Google posted net income of $3.42 billion ($4.99 a share), up from $3.23 billion, ($4.77 a share), in the same period a year earlier. Excluding stock-based compensation and other expenses, Google said it would have earned $6.08 a share. Revenue climbed 22 percent to $15.96 billion from $13.1 billion.
The posted results exclude its Motorola Mobility unit due to the fact it has agreed to sell to Lenovo Group.
Google has reported year-over-year revenue growth of more than 20 percent for several quarters, although that growth rate dipped to 19 percent in the first quarter of 2014, according to the Wall Street Journal. Earnings in that period were below analysts' expectations because of higher-than-projected spending, knocking the company's shares when it reported those results in April.

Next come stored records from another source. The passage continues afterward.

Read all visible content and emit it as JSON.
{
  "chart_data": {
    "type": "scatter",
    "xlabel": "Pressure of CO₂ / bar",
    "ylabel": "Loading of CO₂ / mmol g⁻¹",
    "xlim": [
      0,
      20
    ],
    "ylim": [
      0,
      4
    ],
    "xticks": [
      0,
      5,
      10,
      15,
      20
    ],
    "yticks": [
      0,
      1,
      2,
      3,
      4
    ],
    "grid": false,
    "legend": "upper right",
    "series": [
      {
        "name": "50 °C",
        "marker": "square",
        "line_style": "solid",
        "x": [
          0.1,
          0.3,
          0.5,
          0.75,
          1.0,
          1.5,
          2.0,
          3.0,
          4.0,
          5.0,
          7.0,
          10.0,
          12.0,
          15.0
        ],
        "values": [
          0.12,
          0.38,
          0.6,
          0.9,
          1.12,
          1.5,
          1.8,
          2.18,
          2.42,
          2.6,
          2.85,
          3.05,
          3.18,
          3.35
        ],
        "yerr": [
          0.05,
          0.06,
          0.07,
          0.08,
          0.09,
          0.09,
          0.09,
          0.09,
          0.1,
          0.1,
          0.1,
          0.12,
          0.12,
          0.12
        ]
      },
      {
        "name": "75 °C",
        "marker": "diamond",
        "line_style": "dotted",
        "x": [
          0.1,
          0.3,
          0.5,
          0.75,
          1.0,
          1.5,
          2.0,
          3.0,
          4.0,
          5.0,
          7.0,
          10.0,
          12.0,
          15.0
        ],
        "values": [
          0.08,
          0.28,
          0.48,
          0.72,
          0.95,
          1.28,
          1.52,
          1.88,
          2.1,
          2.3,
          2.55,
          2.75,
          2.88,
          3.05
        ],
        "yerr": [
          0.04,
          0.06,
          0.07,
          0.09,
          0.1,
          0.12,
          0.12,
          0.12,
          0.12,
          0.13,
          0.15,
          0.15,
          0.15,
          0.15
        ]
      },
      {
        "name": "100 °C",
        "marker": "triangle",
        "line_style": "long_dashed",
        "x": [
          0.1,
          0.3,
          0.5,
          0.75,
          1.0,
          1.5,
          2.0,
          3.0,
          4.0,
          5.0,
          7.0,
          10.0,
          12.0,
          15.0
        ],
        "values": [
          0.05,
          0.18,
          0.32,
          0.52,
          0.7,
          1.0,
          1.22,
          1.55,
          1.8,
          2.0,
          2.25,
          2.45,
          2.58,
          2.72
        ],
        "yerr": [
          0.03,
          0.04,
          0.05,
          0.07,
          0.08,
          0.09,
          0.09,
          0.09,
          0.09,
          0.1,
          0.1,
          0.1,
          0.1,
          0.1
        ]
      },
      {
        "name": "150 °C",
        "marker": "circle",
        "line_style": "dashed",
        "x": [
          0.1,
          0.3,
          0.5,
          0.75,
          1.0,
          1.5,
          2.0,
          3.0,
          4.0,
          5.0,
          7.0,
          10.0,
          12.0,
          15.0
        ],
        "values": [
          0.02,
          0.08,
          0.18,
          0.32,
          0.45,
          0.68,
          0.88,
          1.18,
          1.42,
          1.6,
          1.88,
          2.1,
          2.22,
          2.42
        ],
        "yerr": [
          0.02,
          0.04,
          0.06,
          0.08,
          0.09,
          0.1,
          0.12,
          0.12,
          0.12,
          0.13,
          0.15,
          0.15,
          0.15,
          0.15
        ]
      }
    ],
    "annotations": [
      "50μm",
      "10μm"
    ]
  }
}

In after-hours trading, Google shares rose 2.3 percent to $594.
Still Dominating the Market
According to the Wall Street Journal, Google will account for more than one third of digital ad spending worldwide in 2014, dwarfing its nearest competitor Facebook, which will account for almost eight percent of the $140 billion market.
Having said that, a report from eMarketer estimates that Google is less dominant that both Facebook and Twitter in the mobile ad space.

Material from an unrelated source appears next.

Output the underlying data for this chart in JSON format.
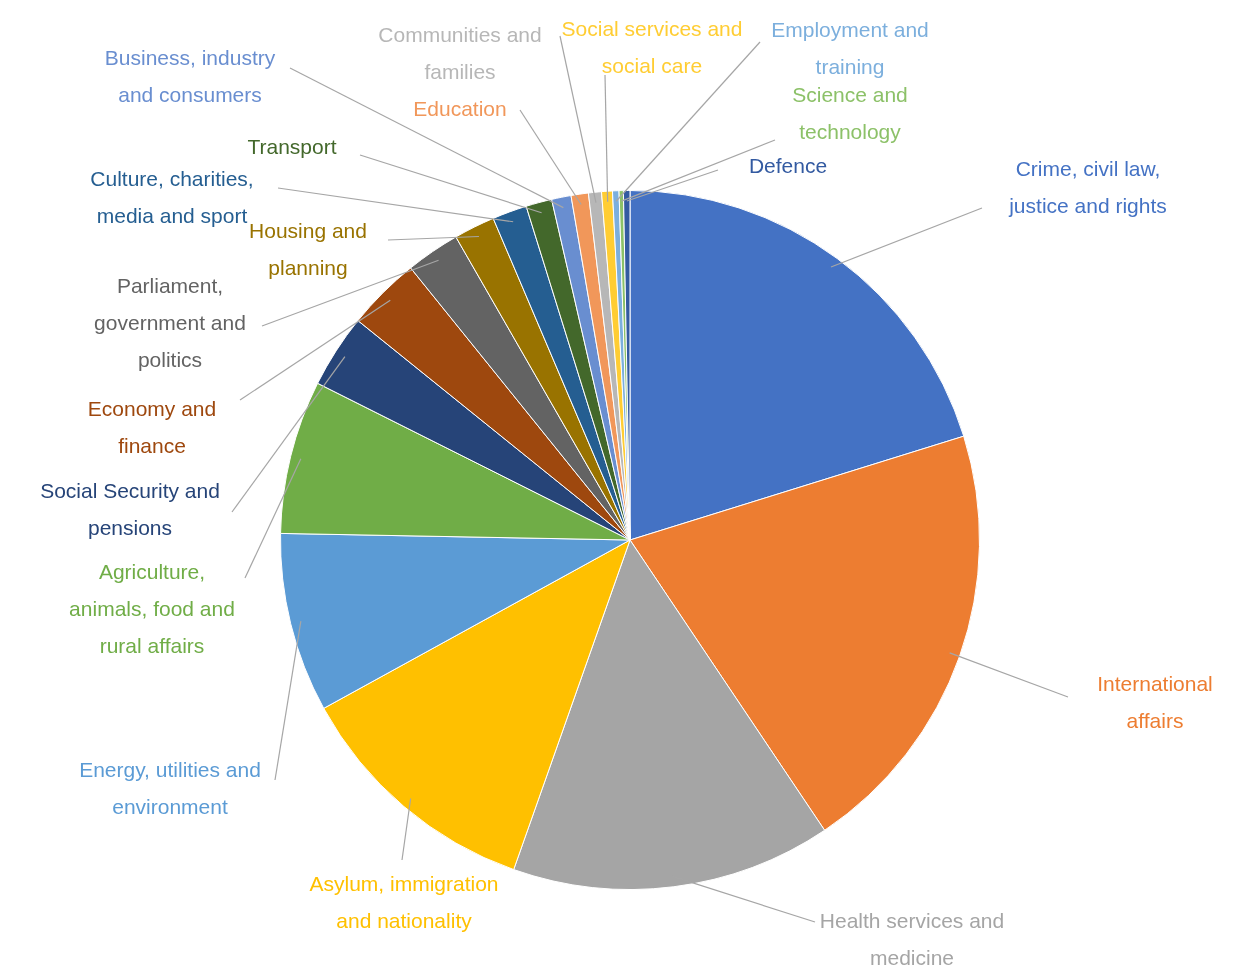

“As people shift from personal computers to smartphones and tablets, web-based display advertising is suffering from weaker demand and lower prices,” said Alistair Barr, writing for WSJ.
An Emphasis on Mobile
On Thursday Google reported revenue from its network business, including display advertising, climbed seven percent to $3.42 billion. In contrast, revenue from the company's own websites, which includes a lot of its main search advertising business, jumped 23 percent to $10.94 billion.
“The smaller screens of smartphones leave less space than PCs for display ads, and people are less likely to complete purchases on a phone after they click on digital ads. That makes advertisers less willing to pay up for mobile ads,” says Barr.
“Along those lines, the amount Google receives per ad click is decreasing as the number of clicks increases. Clicks on advertiser links next to Google's search results increased 25 percent from a year earlier, but the amount Google got paid per click fell 6 percent from a year earlier,” he continued.
Google doesn't break out its mobile ad revenue from desktop ad revenue, so it is tricky to see how the company is handling this difficult shift to smartphones and tablets.
Focusing on the Future
While battling with the shift between desktop and mobile, Google is also spending heavily to support both its current business and future innovations that may not drive revenue and profit for at least a decade. While this is having an impact on current earnings, analysts hope that investment will pay of later down the line. Google’s projects include self-driving cars, smart contact lenses and high-altitude Internet services.
In the second quarter, operating expenses jumped to $5.58 billion from $4.45 billion a year earlier. A big portion of that was research and development spending, which rose to $2.24 billion from $1,77 billion.
Capital expenditures - to build and stock data centers, for example - was $2.65 billion. The company has 52,069 employees, up from 49,829 as of March 31.